The value of predictive asset maintenance will differ depending on your organization’s specific needs and level of automation and IoT advancement — but it only takes a few insights at the start of the process to realize substantial returns on investment. Advanced asset performance analytics solutions reveal hidden patterns in your data, identify potential issues and enable corrective actions before disaster strikes.
Bryan Saunders, Head of Industry Consulting, SAS IoT has worked closely with Volvo Truck, which has had great results from its predictive maintenance efforts.

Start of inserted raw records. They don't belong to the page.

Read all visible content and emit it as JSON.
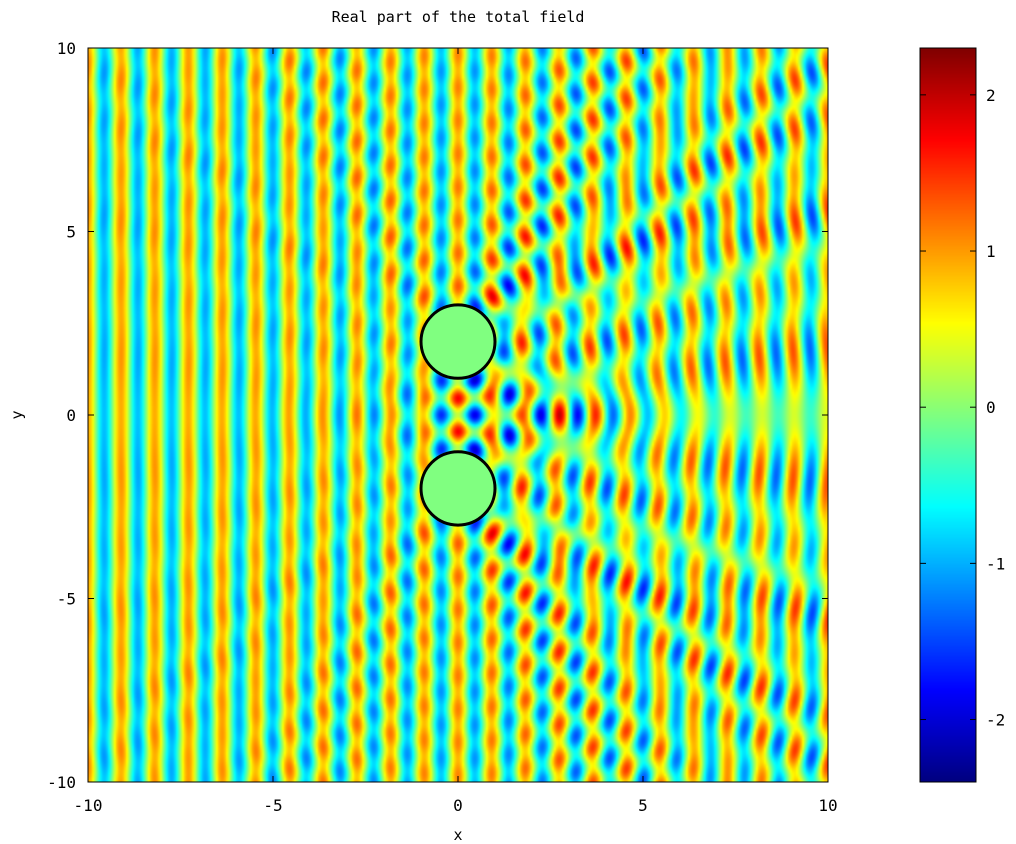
{
  "chart_data": {
    "type": "heatmap",
    "title": "Real part of the total field",
    "xlabel": "x",
    "ylabel": "y",
    "xlim": [
      -10,
      10
    ],
    "ylim": [
      -10,
      10
    ],
    "xticks": [
      -10,
      -5,
      0,
      5,
      10
    ],
    "yticks": [
      -10,
      -5,
      0,
      5,
      10
    ],
    "colorbar": {
      "colormap": "jet",
      "range": [
        -2.4,
        2.3
      ],
      "ticks": [
        -2,
        -1,
        0,
        1,
        2
      ]
    },
    "scatterers": [
      {
        "name": "",
        "cx": 0,
        "cy": 2,
        "r": 1
      },
      {
        "name": "",
        "cx": 0,
        "cy": -2,
        "r": 1
      }
    ],
    "incident_wave": {
      "direction": "+x",
      "wavenumber": 6.9
    },
    "grid": false
  }
}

“Volvo was looking at the individual operating profiles of vehicles, and by assessing that they were able to better plan and predict maintenance activities across the repair network. That led to a 70% reduction in diagnostic time, and a 25% reduction in repair time,” said Saunders in his panel remarks. “So that certainly drove quite a bit of benefit to Volvo in terms of their resource efficiency and utilization, but also tremendous value to their customers.”Learn how SAS powers remote diagnostics for Volvo Trucks
Predictive maintenance ensures high-capital assets can run at maximum efficiency and achieve greater production targets, reduce operating costs, and minimize environmental, health and safety risks. The benefits range from preventing days of costly unplanned manufacturing downtime to saving lives by addressing vulnerabilities in vehicles or aircraft that could cause them to fail.
Now is the time to embark on a predictive maintenance journey. As Saunders explained, "There are so many new sensing packages and the analytics have caught up to really take advantage of those. It's just an exciting time. […] Start with value, but be creative in how you solve those problems because there's a wealth of technology at your disposal."